My bet is on the base pin.

The little spring loaded tip when fully installed goes through the hole in the recoil shield and presses againt the transfer bar, holding it to the rear.

If this spring tip sticks in the in position or isnt all theway through or the base pin is loose, it won't push the transferbar to the rear and the top transfer bar edge will hang up on the firing pin and lock the whole action up.

Pointing the barrel straight up will free the action when the transferbar falls back away from the firing pin and you will then be able to cock the hammer.

Make sure the base pin is all the way in and the spring loaded tip moves in and out freely.
 
Ruger Lockup

The hammer plunger may be broken. I have seen this happen on Single Sixes a couple of times and it locks up when the loading gate is closed. This is an easy piece to manufacture yourself, but since the gun is new, have the factory fix it if it is broken.
 
While in the company of experts may I now follow up with if it had been the base pin how do I remove it? Is it as simples as unscrewing the screw on the ejector housing closest to the muzzle, taking that off, and pulling out pin? Any thing that makes that more complicated and I could mess up?

In the large-frame SAs, yes, that's how you get the base pin completely out of the gun.

With the mid-frames the cylinder and cylinder frame are shorter and the base pin can drop free, at least on the 4.68" and longer barrel lengths. The 3.75" Montado barrel might require pulling the ejector rod housing...
 
It is working again, thank you all for your support. It did have one quick studder and a quick disassembly and reassembly (or in this case field strip?, no screwdrivers involved. :)) took care of it.

At this point should I take it out to the range one time just to feel it and then ship it back to Ruger? It is 2 days old for Heavens sakes.

RFB
 
I can't tell you what to do, but I would not ship a gun back until I positively had pinned down the problem to something that they should remedy. Just a quirk of mine. If you tell them exactly what needs doing you have a whole, whole lot better chance of getting an intermittant problem actually fixed. Also, I hate to ship a gun off, and usually I can just get them to send me a part to fix the problem after I find it. But that's me. You do what makes you feel right.
P.S. - This is what I have done with revolvers, shotguns, and a few rifles. I only have one pistol, and so far my Mark II is clicking away slicker than an old IBM Selectric. If it ever stops then I will have to see how I do with pistols.
 
Mike, don't know when it happened, here is Ruger's official overview, and here is how they spin it: "** Internal lock unobtrusively located beneath the right grip panel provides an added measure of security."

RFB
 
My new new vaquero XR3 came with the first one I have ever seen, didnt know it had it till I got it home and took the grips off.

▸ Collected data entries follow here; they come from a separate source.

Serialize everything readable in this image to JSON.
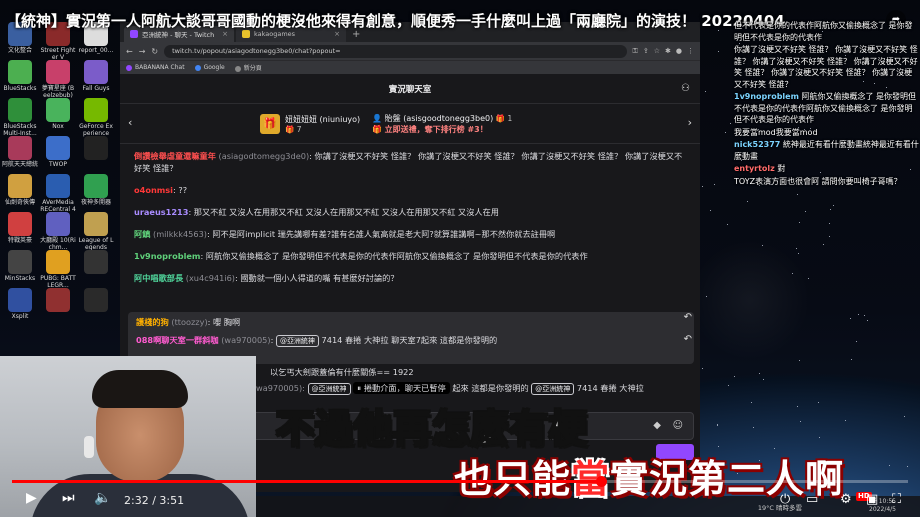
{
  "video": {
    "title": "【統神】實況第一人阿航大談哥哥國動的梗沒他來得有創意，順便秀一手什麼叫上過「兩廳院」的演技！ 20220404",
    "current_time": "2:32",
    "separator": "/",
    "duration": "3:51",
    "progress_fraction": 0.657,
    "subtitle_line1": "不過他再怎麼有梗",
    "subtitle_line2_a": "也只能",
    "subtitle_line2_b": "當",
    "subtitle_line2_c": "實況第二人啊",
    "hd_badge": "HD"
  },
  "desktop_icons": [
    {
      "label": "文化整合",
      "color": "#3a5fa0"
    },
    {
      "label": "Street Fighter V",
      "color": "#8a2a2a"
    },
    {
      "label": "report_00...",
      "color": "#dddddd"
    },
    {
      "label": "BlueStacks",
      "color": "#4caf50"
    },
    {
      "label": "夢寶星座 (Beelzebub)",
      "color": "#c8406a"
    },
    {
      "label": "Fall Guys",
      "color": "#7b5cc9"
    },
    {
      "label": "BlueStacks Multi-Inst...",
      "color": "#2f8f3a"
    },
    {
      "label": "Nox",
      "color": "#49b35c"
    },
    {
      "label": "GeForce Experience",
      "color": "#76b900"
    },
    {
      "label": "阿航天天總統",
      "color": "#a83a5a"
    },
    {
      "label": "TWOP",
      "color": "#3c6ec9"
    },
    {
      "label": "",
      "color": "#222222"
    },
    {
      "label": "仙劍奇俠傳",
      "color": "#d0a040"
    },
    {
      "label": "AVerMedia RECentral 4",
      "color": "#2a5db0"
    },
    {
      "label": "夜神多開器",
      "color": "#30a050"
    },
    {
      "label": "特戰英豪",
      "color": "#d04040"
    },
    {
      "label": "大廳殿 10(Richm...",
      "color": "#6060c0"
    },
    {
      "label": "League of Legends",
      "color": "#c0a050"
    },
    {
      "label": "MinStacks",
      "color": "#444444"
    },
    {
      "label": "PUBG: BATTLEGR...",
      "color": "#e0a020"
    },
    {
      "label": "",
      "color": "#333333"
    },
    {
      "label": "Xsplit",
      "color": "#3050a0"
    },
    {
      "label": "",
      "color": "#903030"
    },
    {
      "label": "",
      "color": "#2a2a2a"
    }
  ],
  "browser": {
    "tabs": [
      {
        "label": "亞洲統神 - 聊天 - Twitch",
        "close": "×"
      },
      {
        "label": "kakaogames",
        "close": "×"
      }
    ],
    "new_tab": "+",
    "nav_back": "←",
    "nav_forward": "→",
    "nav_reload": "↻",
    "url": "twitch.tv/popout/asiagodtonegg3be0/chat?popout=",
    "bookmarks": [
      "BABANANA Chat",
      "Google",
      "新分頁"
    ],
    "bookmark_colors": [
      "#9147ff",
      "#4285f4",
      "#888888"
    ]
  },
  "chat": {
    "header_title": "實況聊天室",
    "users_icon": "users-icon",
    "leaderboard": {
      "gifter_name": "妞妞妞妞 (niuniuyo)",
      "gifter_count": "7",
      "top_name": "貽盤 (asisgoodtonegg3be0)",
      "top_count": "1",
      "cta": "立即送禮，奪下排行榜 #3！"
    },
    "messages": [
      {
        "name": "倒讚檢舉虐童還嘛童年",
        "handle": "(asiagodtomegg3de0)",
        "text": ": 你講了沒梗又不好笑 怪誰？ 你講了沒梗又不好笑 怪誰？ 你講了沒梗又不好笑 怪誰？ 你講了沒梗又不好笑 怪誰？",
        "color": "#ff4f4f"
      },
      {
        "name": "o4onmsi",
        "handle": "",
        "text": ": ??",
        "color": "#ff3838"
      },
      {
        "name": "uraeus1213",
        "handle": "",
        "text": ": 那又不紅 又沒人在用那又不紅 又沒人在用那又不紅 又沒人在用那又不紅 又沒人在用",
        "color": "#a98cff"
      },
      {
        "name": "阿鎮",
        "handle": "(milkkk4563)",
        "text": ": 阿不是阿implicit 瑞先講哪有差?誰有名誰人氣高就是老大阿?就算誰講啊~那不然你就去註冊啊",
        "color": "#5fd07a"
      },
      {
        "name": "1v9noproblem",
        "handle": "",
        "text": ": 阿航你又偷換概念了 是你發明但不代表是你的代表作阿航你又偷換概念了 是你發明但不代表是你的代表作",
        "color": "#5fd07a"
      },
      {
        "name": "阿中唱歌部長",
        "handle": "(xu4c941i6)",
        "text": ": 國動就一個小人得道的嘴 有甚麼好討論的？",
        "color": "#4fd39a"
      }
    ],
    "pinned": [
      {
        "name": "護棧的狗",
        "handle": "(ttoozzy)",
        "text": ": 嚶 胸啊",
        "color": "#ffb000"
      },
      {
        "name": "088啊聊天室一群斜咖",
        "handle": "(wa970005)",
        "badge": "@亞洲統神",
        "text": "7414 春捲 大神拉 聊天室7起來 這都是你發明的",
        "color": "#ff5bd0"
      }
    ],
    "partial_line1": "以乞丐大劍跟蓋倫有什麼關係== 1922",
    "partial_line2_handle": "wa970005):",
    "partial_line2_badge1": "@亞洲統神",
    "partial_line2_paused": "捲動介面，聊天已暫停",
    "partial_line2_text": "起來 這都是你發明的",
    "partial_line2_badge2": "@亞洲統神",
    "partial_line2_tail": "7414 春捲 大神拉"
  },
  "side_chat": [
    {
      "name": "",
      "text": "但不代表是你的代表作阿航你又偷換概念了 是你發明但不代表是你的代表作"
    },
    {
      "name": "",
      "text": "你講了沒梗又不好笑 怪誰？ 你講了沒梗又不好笑 怪誰？ 你講了沒梗又不好笑 怪誰？ 你講了沒梗又不好笑 怪誰？ 你講了沒梗又不好笑 怪誰？ 你講了沒梗又不好笑 怪誰？"
    },
    {
      "name": "1v9noproblem",
      "text": "阿航你又偷換概念了 是你發明但不代表是你的代表作阿航你又偷換概念了 是你發明但不代表是你的代表作"
    },
    {
      "name": "",
      "text": "我要當mod我要當mod"
    },
    {
      "name": "nick52377",
      "text": "統神最近有看什麼動畫統神最近有看什麼動畫"
    },
    {
      "name": "entyrtolz",
      "text": "對"
    },
    {
      "name": "",
      "text": "TOYZ表演方面也很會阿 請問你要叫椅子哥嗎？"
    }
  ],
  "taskbar": {
    "weather": "19°C 晴時多雲",
    "time": "下午 10:55",
    "date": "2022/4/5"
  }
}
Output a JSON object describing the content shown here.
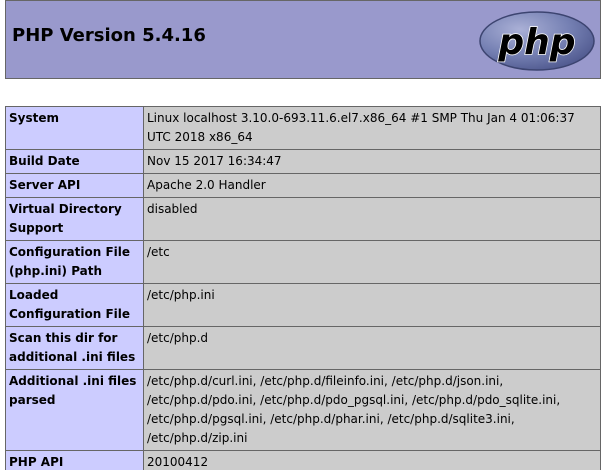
{
  "header": {
    "title": "PHP Version 5.4.16",
    "logo_text": "php",
    "logo_icon": "php-logo-icon"
  },
  "rows": [
    {
      "label": "System",
      "value": "Linux localhost 3.10.0-693.11.6.el7.x86_64 #1 SMP Thu Jan 4 01:06:37 UTC 2018 x86_64"
    },
    {
      "label": "Build Date",
      "value": "Nov 15 2017 16:34:47"
    },
    {
      "label": "Server API",
      "value": "Apache 2.0 Handler"
    },
    {
      "label": "Virtual Directory Support",
      "value": "disabled"
    },
    {
      "label": "Configuration File (php.ini) Path",
      "value": "/etc"
    },
    {
      "label": "Loaded Configuration File",
      "value": "/etc/php.ini"
    },
    {
      "label": "Scan this dir for additional .ini files",
      "value": "/etc/php.d"
    },
    {
      "label": "Additional .ini files parsed",
      "value": "/etc/php.d/curl.ini, /etc/php.d/fileinfo.ini, /etc/php.d/json.ini, /etc/php.d/pdo.ini, /etc/php.d/pdo_pgsql.ini, /etc/php.d/pdo_sqlite.ini, /etc/php.d/pgsql.ini, /etc/php.d/phar.ini, /etc/php.d/sqlite3.ini, /etc/php.d/zip.ini"
    },
    {
      "label": "PHP API",
      "value": "20100412"
    }
  ],
  "colors": {
    "header_bg": "#9999cc",
    "label_bg": "#ccccff",
    "value_bg": "#cccccc",
    "border": "#666666",
    "logo_bg": "#6d77a6"
  }
}
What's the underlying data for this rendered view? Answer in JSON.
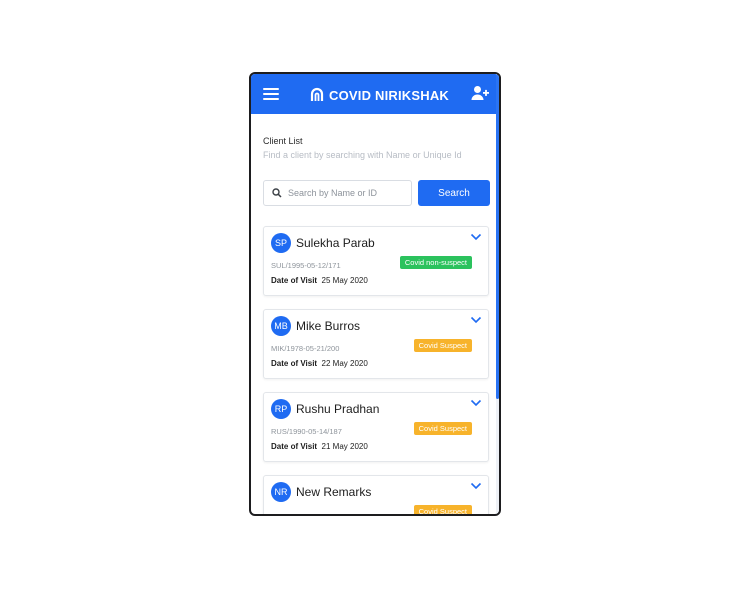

That was 2.5 years ago, since then Ruger has been adding them to all new revolvers. Anyone have a DA like an SP or a redhawk that has one??

I haven't messed with it or used it, I dont carry the gun. It seems to work by locking the mainspring somehow, maybe I will take the grips off and study it today. It does seem like it would be easily replaced with the new spring and spring guide. Of course I will have to find the key first.

Could it be the cause of your problems, lock and unlock it a few times.

Lets all bow down and thank the Lawyers for this, its everybit as useful as the 12 warning stickers telling me not to fall that are on my new ladder.
 
its everybit as useful as the 12 warning stickers telling me not to fall that are on my new ladder.

Remember, there wouldn't be a sticker if it had not happened to someone already..."Caution, Do Not attempt to change fan belt while engine is running." Or my personal favorite..."Caution, Sidewalk may become wet when it rains."